MATHEMATICS and nonlinear systems
| Collection | International Encyclopedia of Systems and Cybernetics | 
|---|---|
| Year | 2004 | 
| Vol. (num.) | 2(1) | 
| ID | ◀ 2021 ▶ | 
| Object type | General information, Epistemology, ontology or semantics, Methodology or model | 
According to R. MAY: “The elegant body of mathematical theory pertaining to linear systems (Fourier analysis, orthogonal functions, and so on) and its sucessful application to many fundamentally linear problems in the physical sciences, tends to dominate even moderately advanced University courses in mathematics and theoretical physics. The mathematical intuition so developed ill equips the student to confront the bizarre behavior exhibited by the simplest of discrete nonlinear systems… Yet, such nonlinear systems are surely the rule, not the exception, outside the physical sciences” (1976, p.467).

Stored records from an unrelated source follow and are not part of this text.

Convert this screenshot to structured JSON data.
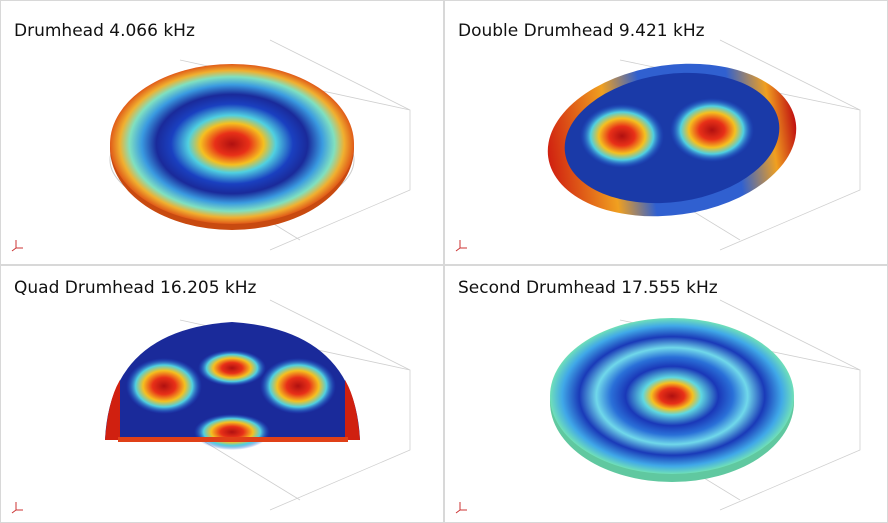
{
  "panels": [
    {
      "title": "Drumhead 4.066 kHz"
    },
    {
      "title": "Double Drumhead 9.421 kHz"
    },
    {
      "title": "Quad Drumhead 16.205 kHz"
    },
    {
      "title": "Second Drumhead 17.555 kHz"
    }
  ]
}
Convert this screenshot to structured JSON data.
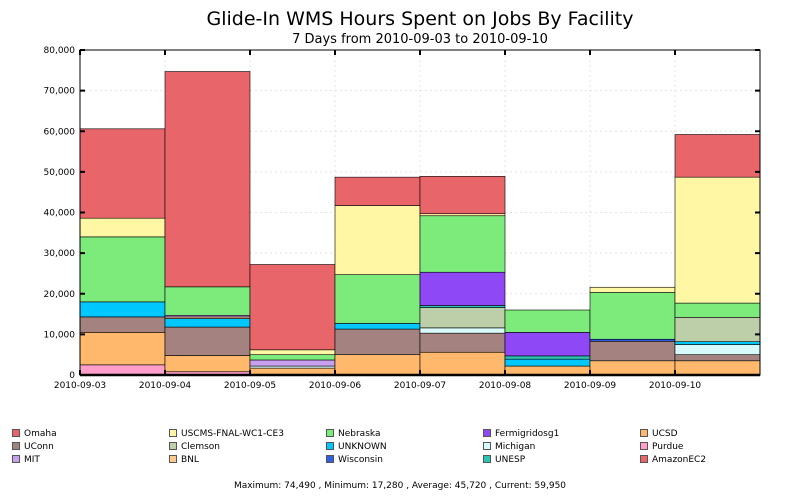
{
  "chart_data": {
    "type": "bar",
    "stacked": true,
    "title": "Glide-In WMS Hours Spent on Jobs By Facility",
    "subtitle": "7 Days from 2010-09-03 to 2010-09-10",
    "x_tick_labels": [
      "2010-09-03",
      "2010-09-04",
      "2010-09-05",
      "2010-09-06",
      "2010-09-07",
      "2010-09-08",
      "2010-09-09",
      "2010-09-10"
    ],
    "y_tick_labels": [
      "0",
      "10,000",
      "20,000",
      "30,000",
      "40,000",
      "50,000",
      "60,000",
      "70,000",
      "80,000"
    ],
    "ylim": [
      0,
      80000
    ],
    "grid": true,
    "legend_position": "bottom",
    "stack_order": [
      "Purdue",
      "UCSD",
      "UConn",
      "Michigan",
      "UNKNOWN",
      "BNL",
      "Clemson",
      "MIT",
      "UNESP",
      "Wisconsin",
      "Fermigridosg1",
      "Nebraska",
      "USCMS-FNAL-WC1-CE3",
      "Omaha",
      "AmazonEC2"
    ],
    "series": [
      {
        "name": "Omaha",
        "color": "#e8666a",
        "values": [
          22000,
          53000,
          21000,
          7000,
          9200,
          0,
          0,
          10500
        ]
      },
      {
        "name": "UConn",
        "color": "#a38280",
        "values": [
          3800,
          7000,
          0,
          6300,
          4700,
          0,
          4800,
          1500
        ]
      },
      {
        "name": "MIT",
        "color": "#c9a0f0",
        "values": [
          0,
          400,
          1500,
          0,
          0,
          0,
          0,
          0
        ]
      },
      {
        "name": "USCMS-FNAL-WC1-CE3",
        "color": "#fff7a3",
        "values": [
          4600,
          0,
          1200,
          17000,
          500,
          0,
          1300,
          31000
        ]
      },
      {
        "name": "Clemson",
        "color": "#bccfa8",
        "values": [
          0,
          0,
          0,
          0,
          5000,
          0,
          0,
          6000
        ]
      },
      {
        "name": "BNL",
        "color": "#ffc891",
        "values": [
          0,
          400,
          0,
          0,
          0,
          0,
          0,
          0
        ]
      },
      {
        "name": "Nebraska",
        "color": "#7ceb7c",
        "values": [
          16000,
          7000,
          1300,
          12000,
          13900,
          5500,
          11500,
          3500
        ]
      },
      {
        "name": "UNKNOWN",
        "color": "#00c8ff",
        "values": [
          3700,
          2100,
          0,
          1400,
          0,
          1700,
          0,
          700
        ]
      },
      {
        "name": "Wisconsin",
        "color": "#2e5ee8",
        "values": [
          0,
          0,
          0,
          0,
          0,
          0,
          500,
          0
        ]
      },
      {
        "name": "Fermigridosg1",
        "color": "#8e48f5",
        "values": [
          0,
          0,
          0,
          0,
          8200,
          5800,
          0,
          0
        ]
      },
      {
        "name": "Michigan",
        "color": "#d8fafa",
        "values": [
          0,
          0,
          500,
          0,
          1300,
          0,
          0,
          2500
        ]
      },
      {
        "name": "UNESP",
        "color": "#2ec4b4",
        "values": [
          0,
          0,
          0,
          0,
          500,
          800,
          0,
          0
        ]
      },
      {
        "name": "UCSD",
        "color": "#ffb86c",
        "values": [
          8000,
          4000,
          1700,
          5000,
          5600,
          2200,
          3500,
          3500
        ]
      },
      {
        "name": "Purdue",
        "color": "#ff9ecb",
        "values": [
          2500,
          800,
          0,
          0,
          0,
          0,
          0,
          0
        ]
      },
      {
        "name": "AmazonEC2",
        "color": "#e8666a",
        "values": [
          0,
          0,
          0,
          0,
          0,
          0,
          0,
          0
        ]
      }
    ],
    "legend": [
      {
        "name": "Omaha",
        "color": "#e8666a"
      },
      {
        "name": "USCMS-FNAL-WC1-CE3",
        "color": "#fff7a3"
      },
      {
        "name": "Nebraska",
        "color": "#7ceb7c"
      },
      {
        "name": "Fermigridosg1",
        "color": "#8e48f5"
      },
      {
        "name": "UCSD",
        "color": "#ffb86c"
      },
      {
        "name": "UConn",
        "color": "#a38280"
      },
      {
        "name": "Clemson",
        "color": "#bccfa8"
      },
      {
        "name": "UNKNOWN",
        "color": "#00c8ff"
      },
      {
        "name": "Michigan",
        "color": "#d8fafa"
      },
      {
        "name": "Purdue",
        "color": "#ff9ecb"
      },
      {
        "name": "MIT",
        "color": "#c9a0f0"
      },
      {
        "name": "BNL",
        "color": "#ffc891"
      },
      {
        "name": "Wisconsin",
        "color": "#2e5ee8"
      },
      {
        "name": "UNESP",
        "color": "#2ec4b4"
      },
      {
        "name": "AmazonEC2",
        "color": "#e8666a"
      }
    ],
    "stats_text": "Maximum: 74,490 , Minimum: 17,280 , Average: 45,720 , Current: 59,950"
  }
}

The trend to use linear mathematics in social sciences, for instance, has been a stumbling block for the use of systems concepts by sociologists and explains some of their sharp criticism. In J. MARTINO's words in his review of BERLINSKI's “On Systems Analysis”: “There is no proof offered by the systems analysts that social and political systems are at all similar to control systems” (1979, p.18).
MAY advocates the study of 1st order nonlinear difference equations, as a starting point. Since 1976, when he published this paper, a considerable body of new mathematics of nonlinearity has been created.
It should be emphasized however that the first important work on nonlinearity was POINCARÉ's 1889 paper on the three bodies problem and that POINCARÉ himself introduced various topological concepts that led to chaos theory.